Non-technical users need simple controls: The admin dashboard with push, pull, delete, and refresh buttons per product, plus bulk operations at the dashboard level, exists because the people managing the catalog day-to-day are not developers. They need to see sync status at a glance, trigger operations with a click, and understand errors without reading API response bodies.
Google's approval pipeline: After pushing a product, it can take 30 to 90 seconds for Merchant Center to process it and return updated approval status. The plugin's "Refresh Snapshot" action exists specifically for this: it re-fetches the product from Merchant Center to get the latest approval status without pushing any data. Understanding this latency and building the UI to accommodate it (rather than pretending sync is instant) was important for user trust.
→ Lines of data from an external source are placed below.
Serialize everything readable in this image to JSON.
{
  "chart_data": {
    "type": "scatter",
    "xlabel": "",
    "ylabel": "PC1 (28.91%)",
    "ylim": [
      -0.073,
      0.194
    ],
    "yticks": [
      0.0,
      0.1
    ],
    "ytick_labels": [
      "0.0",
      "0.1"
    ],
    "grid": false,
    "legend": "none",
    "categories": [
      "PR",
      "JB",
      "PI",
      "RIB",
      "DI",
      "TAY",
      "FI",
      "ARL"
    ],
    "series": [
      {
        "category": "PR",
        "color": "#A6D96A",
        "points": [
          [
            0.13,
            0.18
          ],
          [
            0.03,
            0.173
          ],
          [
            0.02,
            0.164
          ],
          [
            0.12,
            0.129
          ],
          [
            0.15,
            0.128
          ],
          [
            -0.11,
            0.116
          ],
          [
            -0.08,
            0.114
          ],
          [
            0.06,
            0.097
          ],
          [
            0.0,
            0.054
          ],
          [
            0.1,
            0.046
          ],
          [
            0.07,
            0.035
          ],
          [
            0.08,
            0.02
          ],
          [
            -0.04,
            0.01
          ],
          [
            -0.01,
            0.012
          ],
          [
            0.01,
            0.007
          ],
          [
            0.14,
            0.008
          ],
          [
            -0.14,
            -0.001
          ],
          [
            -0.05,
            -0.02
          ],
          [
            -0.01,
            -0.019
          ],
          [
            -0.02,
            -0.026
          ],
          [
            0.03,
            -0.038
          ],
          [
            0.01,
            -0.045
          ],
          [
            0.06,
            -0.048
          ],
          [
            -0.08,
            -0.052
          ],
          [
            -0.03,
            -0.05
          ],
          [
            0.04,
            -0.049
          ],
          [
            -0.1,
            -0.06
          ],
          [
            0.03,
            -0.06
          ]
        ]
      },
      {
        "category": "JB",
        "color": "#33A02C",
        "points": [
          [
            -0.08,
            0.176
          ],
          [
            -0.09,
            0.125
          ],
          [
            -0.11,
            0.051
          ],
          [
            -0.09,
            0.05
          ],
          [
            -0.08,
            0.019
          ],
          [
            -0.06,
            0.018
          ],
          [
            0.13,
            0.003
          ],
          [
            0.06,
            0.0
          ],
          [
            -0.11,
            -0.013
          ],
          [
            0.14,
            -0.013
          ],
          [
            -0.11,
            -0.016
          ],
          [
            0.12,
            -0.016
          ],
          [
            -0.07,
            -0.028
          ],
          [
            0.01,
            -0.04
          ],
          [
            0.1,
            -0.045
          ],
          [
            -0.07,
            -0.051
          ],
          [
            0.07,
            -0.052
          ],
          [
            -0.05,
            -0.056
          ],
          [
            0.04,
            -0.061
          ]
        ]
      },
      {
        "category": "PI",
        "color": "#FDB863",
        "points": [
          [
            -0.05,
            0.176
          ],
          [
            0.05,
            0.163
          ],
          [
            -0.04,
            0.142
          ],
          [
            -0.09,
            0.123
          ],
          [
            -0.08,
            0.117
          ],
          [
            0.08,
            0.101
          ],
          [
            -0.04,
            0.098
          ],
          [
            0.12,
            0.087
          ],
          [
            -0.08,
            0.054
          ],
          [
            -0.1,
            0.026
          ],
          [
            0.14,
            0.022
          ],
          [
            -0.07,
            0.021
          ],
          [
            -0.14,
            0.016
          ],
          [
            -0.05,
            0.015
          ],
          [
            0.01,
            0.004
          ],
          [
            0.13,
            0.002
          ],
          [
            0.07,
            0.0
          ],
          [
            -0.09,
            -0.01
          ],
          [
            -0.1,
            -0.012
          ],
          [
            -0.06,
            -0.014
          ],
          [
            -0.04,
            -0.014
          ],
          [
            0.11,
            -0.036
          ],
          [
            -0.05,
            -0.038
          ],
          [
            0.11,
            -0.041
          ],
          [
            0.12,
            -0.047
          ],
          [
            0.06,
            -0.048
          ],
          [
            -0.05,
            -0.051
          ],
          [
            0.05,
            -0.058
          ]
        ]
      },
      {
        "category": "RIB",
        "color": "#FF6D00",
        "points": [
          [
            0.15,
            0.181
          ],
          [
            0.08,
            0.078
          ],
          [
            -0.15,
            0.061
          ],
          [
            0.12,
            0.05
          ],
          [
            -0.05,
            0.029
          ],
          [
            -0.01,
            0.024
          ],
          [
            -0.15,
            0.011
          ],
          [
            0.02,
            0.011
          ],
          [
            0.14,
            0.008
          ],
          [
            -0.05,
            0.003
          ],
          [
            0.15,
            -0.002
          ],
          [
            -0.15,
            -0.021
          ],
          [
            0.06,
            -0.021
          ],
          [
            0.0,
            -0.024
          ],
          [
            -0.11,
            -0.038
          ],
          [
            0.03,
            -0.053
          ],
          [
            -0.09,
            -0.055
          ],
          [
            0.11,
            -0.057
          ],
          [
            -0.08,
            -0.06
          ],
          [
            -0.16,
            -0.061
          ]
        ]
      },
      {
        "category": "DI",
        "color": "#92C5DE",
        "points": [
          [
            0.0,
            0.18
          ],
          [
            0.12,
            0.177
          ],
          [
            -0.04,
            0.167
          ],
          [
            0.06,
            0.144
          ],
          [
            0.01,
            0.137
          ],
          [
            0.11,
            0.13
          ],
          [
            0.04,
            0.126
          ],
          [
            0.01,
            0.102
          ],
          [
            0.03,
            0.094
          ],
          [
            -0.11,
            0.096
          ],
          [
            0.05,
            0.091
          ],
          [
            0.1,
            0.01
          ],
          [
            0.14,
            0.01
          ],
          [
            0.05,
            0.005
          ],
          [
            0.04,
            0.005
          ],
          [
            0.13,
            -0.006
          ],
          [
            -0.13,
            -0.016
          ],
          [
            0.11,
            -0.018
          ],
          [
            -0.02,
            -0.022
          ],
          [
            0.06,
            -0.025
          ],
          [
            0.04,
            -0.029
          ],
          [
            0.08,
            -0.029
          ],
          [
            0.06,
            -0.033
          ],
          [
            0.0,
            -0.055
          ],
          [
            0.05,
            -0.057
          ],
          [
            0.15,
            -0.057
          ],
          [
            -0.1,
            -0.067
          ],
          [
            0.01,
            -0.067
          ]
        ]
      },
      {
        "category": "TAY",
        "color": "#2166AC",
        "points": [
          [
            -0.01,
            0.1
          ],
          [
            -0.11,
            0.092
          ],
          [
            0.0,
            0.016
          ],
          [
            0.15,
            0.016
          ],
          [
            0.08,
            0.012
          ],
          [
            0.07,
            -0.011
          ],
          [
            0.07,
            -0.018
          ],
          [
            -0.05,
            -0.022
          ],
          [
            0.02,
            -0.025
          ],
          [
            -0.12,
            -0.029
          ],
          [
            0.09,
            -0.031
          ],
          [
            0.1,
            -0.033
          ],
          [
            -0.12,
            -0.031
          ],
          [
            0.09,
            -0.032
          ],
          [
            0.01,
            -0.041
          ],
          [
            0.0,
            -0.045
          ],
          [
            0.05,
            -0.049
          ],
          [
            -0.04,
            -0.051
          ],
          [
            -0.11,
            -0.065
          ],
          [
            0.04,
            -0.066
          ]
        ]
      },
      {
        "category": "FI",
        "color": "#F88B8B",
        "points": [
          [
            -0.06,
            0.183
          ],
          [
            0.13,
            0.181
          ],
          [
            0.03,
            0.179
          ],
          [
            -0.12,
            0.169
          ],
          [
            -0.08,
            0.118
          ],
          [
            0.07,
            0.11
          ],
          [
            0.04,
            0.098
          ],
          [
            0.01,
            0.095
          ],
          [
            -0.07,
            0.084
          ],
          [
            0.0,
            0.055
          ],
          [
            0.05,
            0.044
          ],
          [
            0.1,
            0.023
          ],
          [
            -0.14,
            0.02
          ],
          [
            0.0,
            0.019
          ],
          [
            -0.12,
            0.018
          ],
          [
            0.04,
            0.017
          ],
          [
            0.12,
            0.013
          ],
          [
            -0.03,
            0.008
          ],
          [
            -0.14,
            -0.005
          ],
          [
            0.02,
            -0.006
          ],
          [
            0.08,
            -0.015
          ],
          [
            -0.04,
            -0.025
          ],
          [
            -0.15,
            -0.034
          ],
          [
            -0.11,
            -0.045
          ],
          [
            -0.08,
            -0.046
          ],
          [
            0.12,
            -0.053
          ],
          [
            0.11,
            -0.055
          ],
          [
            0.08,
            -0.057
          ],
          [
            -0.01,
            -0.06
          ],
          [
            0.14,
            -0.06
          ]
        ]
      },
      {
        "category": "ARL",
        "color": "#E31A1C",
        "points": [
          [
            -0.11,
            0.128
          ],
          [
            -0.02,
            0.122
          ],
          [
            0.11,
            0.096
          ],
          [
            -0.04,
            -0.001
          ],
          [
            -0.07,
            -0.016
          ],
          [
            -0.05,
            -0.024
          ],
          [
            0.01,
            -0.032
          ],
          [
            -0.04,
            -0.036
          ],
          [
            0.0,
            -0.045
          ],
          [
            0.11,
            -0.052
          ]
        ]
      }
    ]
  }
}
Custom labels are the bridge between catalog management and campaign management: Fine's Gallery uses customLabels to segment products into marble Shopping campaigns versus non-marble Shopping campaigns, and to tag products with active promotional labels. These labels are derived dynamically in beforePush from category hierarchies and cross-collection promo lookups. This means the catalog team manages products and promotions in Payload, and the campaign structure in Google Ads automatically reflects those changes. No manual coordination between CMS editors and ad managers.
Production Results
The plugin manages Fine's Gallery's entire Merchant Center catalog: 5,400 products synced through the Merchant API v1 with onChange mode for real-time updates and a daily scheduled push-dirty sweep as a safety net. Multiple paid Shopping campaigns are segmented through custom labels derived from category and promotion data. The system has been running in production since mid 2025.
The business impact is measurable: Google Shopping is Fine's Gallery's primary revenue channel, generating $200-400+K in monthly revenue. The plugin ensures that catalog accuracy, pricing updates, promotion tagging, and new product launches reach Merchant Center within seconds of being saved in the admin panel.
The plugin was extracted from Fine's Gallery's production codebase and open-sourced as part of Conti Digital, my consultancy focused on sovereign AWS infrastructure and high-ticket ecommerce platforms.
It's available on npm and GitHub under the MIT license. Feedback and contributions are welcome.